The series Blood, created by Sophie Petzal, set in lush Ireland, hiding family dysfunction, poetic gloom and Catholic guilt is transported, somewhat uneasily to sunny Falauli village in Punjab, where Dr Balraj Kapoor (Boman Irani) lives with his bed-ridden wife and three unhappy children.
Sana (Samara Tijori), the one who escaped to Delhi, returns when her mother Gunwant (Upasana Singh) dies. Sana had witnessed something in the past, for which she holds her father responsible, and years later, wears a permanent sullen expression. Her older sister Sanjana (Manjari Fadnnis) is separated from her husband and living at her parents’ house, also looks stricken all the time, and their brother Sanjeev (Veer Rajwant Singh), looks shifty, like he has a secret, which, of course, he does.
Sana is convinced that her father is responsible for her mother’s death, and starts skulking around spying on him. His suspicious behavior – lying about where he was when his wife died, carrying on an affair with a nurse at his hospital (Sarika Singh), and sneaking off late at night to dispose of a lawn decoration—confirms her fears.
Balraj is standing for elections from the constituency, and has been given a large sum of money by the party, which was stolen at the time of Gunwant’s death, leading to severe financial problems for the doctor, which he conceals from the family.
The six-part series, written by Satyam Tripathy and directed by Mihir Desai, starts slow; and, for a thriller in which there is nobody for whom the viewer can root for, it has too many longeurs—characters driving from place to place, the mother constantly singing or reciting poetry (written by Ginny Diwan)in Punjabi, which necessitates subtitles in Hindi, along with the English; in spite of living in a large mansion with a huge lawn, for heart-to-heart chats, people go to meet by the banks of a canal!
It’s only in the fourth episode that the various strands start coming together, and the motivations of the various characters get clearer. For no reason, a wicked uncle is introduced, who, it is hinted, may have abused Sana as a child, but that thread is left dangling, perhaps to be picked up in Season 2, which must be on the way, going by the ending of this one.

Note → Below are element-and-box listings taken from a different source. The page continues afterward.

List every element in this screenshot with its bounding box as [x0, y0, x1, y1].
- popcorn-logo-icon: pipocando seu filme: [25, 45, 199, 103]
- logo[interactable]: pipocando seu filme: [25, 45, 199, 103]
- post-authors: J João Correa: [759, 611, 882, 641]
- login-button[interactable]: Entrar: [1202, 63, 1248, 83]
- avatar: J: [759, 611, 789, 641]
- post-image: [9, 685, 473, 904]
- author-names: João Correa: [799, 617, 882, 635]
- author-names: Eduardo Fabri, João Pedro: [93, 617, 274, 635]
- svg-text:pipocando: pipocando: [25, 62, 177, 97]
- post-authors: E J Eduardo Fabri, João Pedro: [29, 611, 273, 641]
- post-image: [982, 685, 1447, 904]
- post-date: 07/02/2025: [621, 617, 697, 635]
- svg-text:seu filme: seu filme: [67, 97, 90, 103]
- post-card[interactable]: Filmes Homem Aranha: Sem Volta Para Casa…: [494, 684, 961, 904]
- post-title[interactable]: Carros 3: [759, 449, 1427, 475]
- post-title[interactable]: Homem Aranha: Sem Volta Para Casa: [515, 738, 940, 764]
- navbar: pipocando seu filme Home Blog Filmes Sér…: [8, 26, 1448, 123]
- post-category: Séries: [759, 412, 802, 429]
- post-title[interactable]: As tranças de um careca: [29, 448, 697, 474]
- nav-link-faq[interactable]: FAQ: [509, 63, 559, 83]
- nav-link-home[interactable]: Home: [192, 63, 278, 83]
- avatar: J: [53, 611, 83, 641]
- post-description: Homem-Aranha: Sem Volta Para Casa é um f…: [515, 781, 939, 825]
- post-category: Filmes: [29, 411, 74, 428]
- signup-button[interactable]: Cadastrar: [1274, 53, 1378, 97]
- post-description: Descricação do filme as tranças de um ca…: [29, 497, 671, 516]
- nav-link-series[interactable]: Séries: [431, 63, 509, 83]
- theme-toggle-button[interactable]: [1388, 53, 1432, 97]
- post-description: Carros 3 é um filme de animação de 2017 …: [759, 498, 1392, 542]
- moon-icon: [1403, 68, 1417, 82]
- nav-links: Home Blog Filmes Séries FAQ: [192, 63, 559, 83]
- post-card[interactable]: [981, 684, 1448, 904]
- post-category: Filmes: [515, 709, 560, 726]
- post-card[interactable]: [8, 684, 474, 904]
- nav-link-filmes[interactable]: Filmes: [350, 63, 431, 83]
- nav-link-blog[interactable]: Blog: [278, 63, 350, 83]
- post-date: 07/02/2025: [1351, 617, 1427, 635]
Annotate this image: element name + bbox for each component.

Sana reaches out to a childhood friend Monty (Akashdeep Arora), and ends up throwing more fuel into an already simmering fire.
Balraj, played with a weary gentleness by Boman Irani, does not appear to be the kind of overbearing north Indian patriarch, who invites so much hate from Sana, that she does not hesitate to indirectly accuse him in public at her mother’s funeral.

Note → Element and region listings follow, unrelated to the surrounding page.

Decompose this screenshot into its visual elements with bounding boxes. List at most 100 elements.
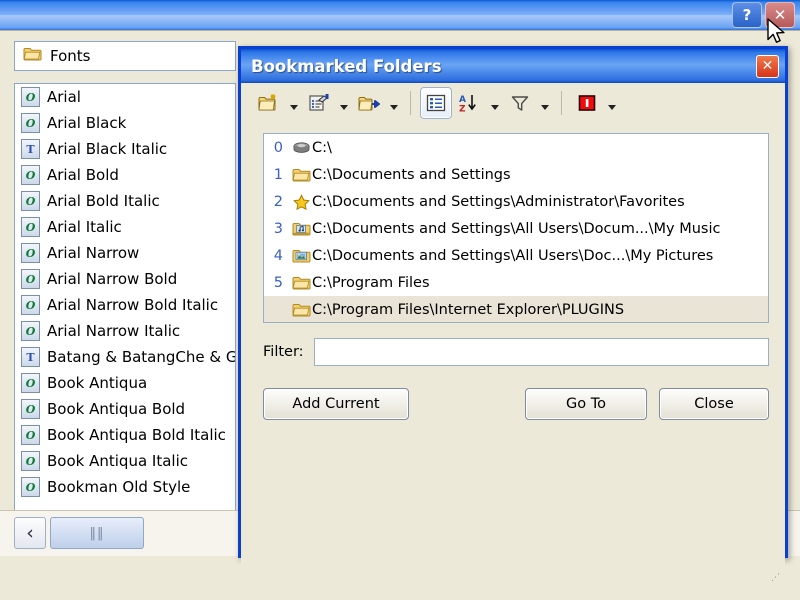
bookmark-path: C:\ [312, 139, 332, 156]
opentype-icon: O [21, 451, 40, 471]
bookmark-index: 1 [273, 166, 283, 183]
font-list-item[interactable]: O Book Antiqua Bold Italic [15, 422, 235, 448]
font-list-item-label: Arial Narrow Bold [47, 270, 178, 288]
add-current-button[interactable]: Add Current [263, 388, 409, 420]
font-list-item[interactable]: O Arial [15, 84, 235, 110]
mouse-cursor [766, 18, 788, 48]
chevron-down-icon[interactable] [538, 88, 552, 118]
font-list-item-label: Arial Bold [47, 166, 119, 184]
opentype-icon: O [21, 425, 40, 445]
path-bar-label: Fonts [50, 47, 91, 65]
folder-icon [290, 275, 312, 291]
star-icon [290, 193, 312, 210]
font-list-item-label: Arial Black [47, 114, 127, 132]
resize-grip[interactable]: ⋰ [771, 574, 781, 586]
bookmark-path: C:\Documents and Settings\All Users\Doc.… [312, 247, 714, 264]
font-list-item[interactable]: T Arial Black Italic [15, 136, 235, 162]
font-list-item-label: Batang & BatangChe & G [47, 348, 236, 366]
dialog-body: A Z 0 C:\ 1 C:\Documents and Settings 2 … [241, 83, 785, 589]
go-to-button[interactable]: Go To [525, 388, 647, 420]
filter-button[interactable] [504, 87, 536, 119]
opentype-icon: O [21, 217, 40, 237]
scrollbar-thumb[interactable]: ‖‖ [50, 517, 144, 549]
opentype-icon: O [21, 399, 40, 419]
bookmarked-folders-dialog: Bookmarked Folders ✕ A Z 0 C:\ 1 C:\Docu… [238, 46, 788, 589]
bookmark-row[interactable]: 1 C:\Documents and Settings [264, 161, 768, 188]
chevron-down-icon[interactable] [337, 88, 351, 118]
dialog-title: Bookmarked Folders [251, 56, 442, 76]
bookmark-index: 4 [273, 247, 283, 264]
opentype-icon: O [21, 87, 40, 107]
goto-folder-button[interactable] [353, 87, 385, 119]
font-list-item-label: Book Antiqua Bold Italic [47, 426, 226, 444]
picture-folder-icon [290, 248, 312, 264]
close-button[interactable]: Close [659, 388, 769, 420]
opentype-icon: O [21, 477, 40, 497]
opentype-icon: O [21, 321, 40, 341]
new-bookmark-button[interactable] [253, 87, 285, 119]
font-list-item[interactable]: O Arial Bold [15, 162, 235, 188]
drive-icon [290, 140, 312, 156]
font-list-item[interactable]: T Batang & BatangChe & G [15, 344, 235, 370]
toolbar-separator [561, 91, 562, 115]
list-view-button[interactable] [420, 87, 452, 119]
font-list-item-label: Arial Narrow Italic [47, 322, 181, 340]
filter-input[interactable] [313, 338, 769, 366]
font-list-item[interactable]: O Arial Narrow Italic [15, 318, 235, 344]
font-list-item[interactable]: O Arial Narrow Bold [15, 266, 235, 292]
bookmark-row[interactable]: 5 C:\Program Files [264, 269, 768, 296]
svg-text:A: A [459, 95, 466, 105]
dialog-titlebar[interactable]: Bookmarked Folders ✕ [241, 49, 785, 83]
opentype-icon: O [21, 243, 40, 263]
bookmark-row[interactable]: C:\Program Files\Internet Explorer\PLUGI… [264, 296, 768, 322]
font-list-item[interactable]: O Arial Bold Italic [15, 188, 235, 214]
opentype-icon: O [21, 165, 40, 185]
opentype-icon: O [21, 191, 40, 211]
bookmark-index: 5 [273, 274, 283, 291]
bookmarks-list[interactable]: 0 C:\ 1 C:\Documents and Settings 2 C:\Docume… [263, 133, 769, 323]
font-list-item[interactable]: O Arial Narrow Bold Italic [15, 292, 235, 318]
chevron-down-icon[interactable] [387, 88, 401, 118]
bookmark-index: 0 [273, 139, 283, 156]
font-list-item-label: Arial [47, 88, 81, 106]
svg-text:Z: Z [459, 105, 466, 114]
bookmark-path: C:\Documents and Settings [312, 166, 511, 183]
sort-button[interactable]: A Z [454, 87, 486, 119]
scroll-left-arrow-icon[interactable]: ‹ [14, 517, 46, 549]
chevron-down-icon[interactable] [488, 88, 502, 118]
font-list-item-label: Arial Black Italic [47, 140, 168, 158]
font-list-item-label: Arial Narrow [47, 244, 140, 262]
font-list-item-label: Arial Italic [47, 218, 122, 236]
bookmark-row[interactable]: 3 C:\Documents and Settings\All Users\Doc… [264, 215, 768, 242]
fonts-list[interactable]: O Arial O Arial Black T Arial Black Italic O Ar… [14, 83, 236, 551]
font-list-item[interactable]: O Book Antiqua [15, 370, 235, 396]
filter-row: Filter: [263, 338, 769, 366]
bookmark-row[interactable]: 0 C:\ [264, 134, 768, 161]
edit-bookmark-button[interactable] [303, 87, 335, 119]
font-list-item[interactable]: O Arial Black [15, 110, 235, 136]
truetype-icon: T [21, 347, 40, 367]
font-list-item[interactable]: O Bookman Old Style [15, 474, 235, 500]
opentype-icon: O [21, 113, 40, 133]
folder-icon [290, 302, 312, 318]
opentype-icon: O [21, 295, 40, 315]
font-list-item-label: Book Antiqua [47, 374, 148, 392]
stop-button[interactable] [571, 87, 603, 119]
bookmark-row[interactable]: 2 C:\Documents and Settings\Administrator… [264, 188, 768, 215]
chevron-down-icon[interactable] [287, 88, 301, 118]
bookmark-index: 3 [273, 220, 283, 237]
bookmark-index: 2 [273, 193, 283, 210]
font-list-item[interactable]: O Book Antiqua Italic [15, 448, 235, 474]
font-list-item[interactable]: O Arial Italic [15, 214, 235, 240]
dialog-close-button[interactable]: ✕ [756, 54, 779, 78]
path-bar[interactable]: Fonts [14, 41, 236, 71]
dialog-buttons: Add Current Go To Close [263, 388, 769, 420]
toolbar-separator [410, 91, 411, 115]
truetype-icon: T [21, 139, 40, 159]
music-folder-icon [290, 221, 312, 237]
bookmark-row[interactable]: 4 C:\Documents and Settings\All Users\Doc… [264, 242, 768, 269]
chevron-down-icon[interactable] [605, 88, 619, 118]
help-button[interactable]: ? [732, 2, 762, 28]
font-list-item[interactable]: O Arial Narrow [15, 240, 235, 266]
font-list-item[interactable]: O Book Antiqua Bold [15, 396, 235, 422]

Small towns in India—like anywhere else– can be a hothouse of suppressed secrets and intrigue, but also of strong clan loyalties and an everyone-knows-everyone atmosphere. The local cop, a genial Ranjit Singh (Manu Rishi Chadha), knows more than he lets on, and acts only when pushed to limits of his patience.

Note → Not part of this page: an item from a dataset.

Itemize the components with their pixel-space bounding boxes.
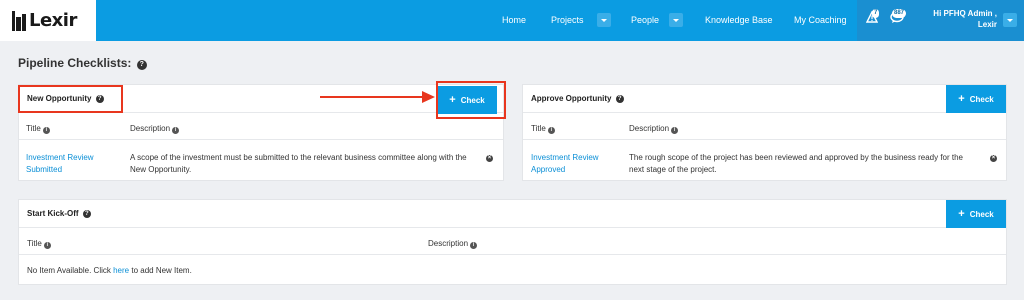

It’s not quite clear who is Masoom (Innocent) in this story—Sana, who is so self-involved that she cannot understand the trauma of others; Balraj, who, in trying to protect his family causes more harm than good; or the departed Gunwant, who understood everything, but let it slide, to maintain peace in the household
What the series does accomplish is a non-stereotypical look at a Punjab village, enhanced by lovely exteriors (shot by Vivek Shah) and moody music (Anand Bhaskar). The performances are one-note, but in a story where everybody has something to hide, it seems to work. Boman Irani makes his OTT debut with Masoom, and it was good to see the actor on screen after a long time; he could have worked a little harder though, on the accent and body language of a Punjabi.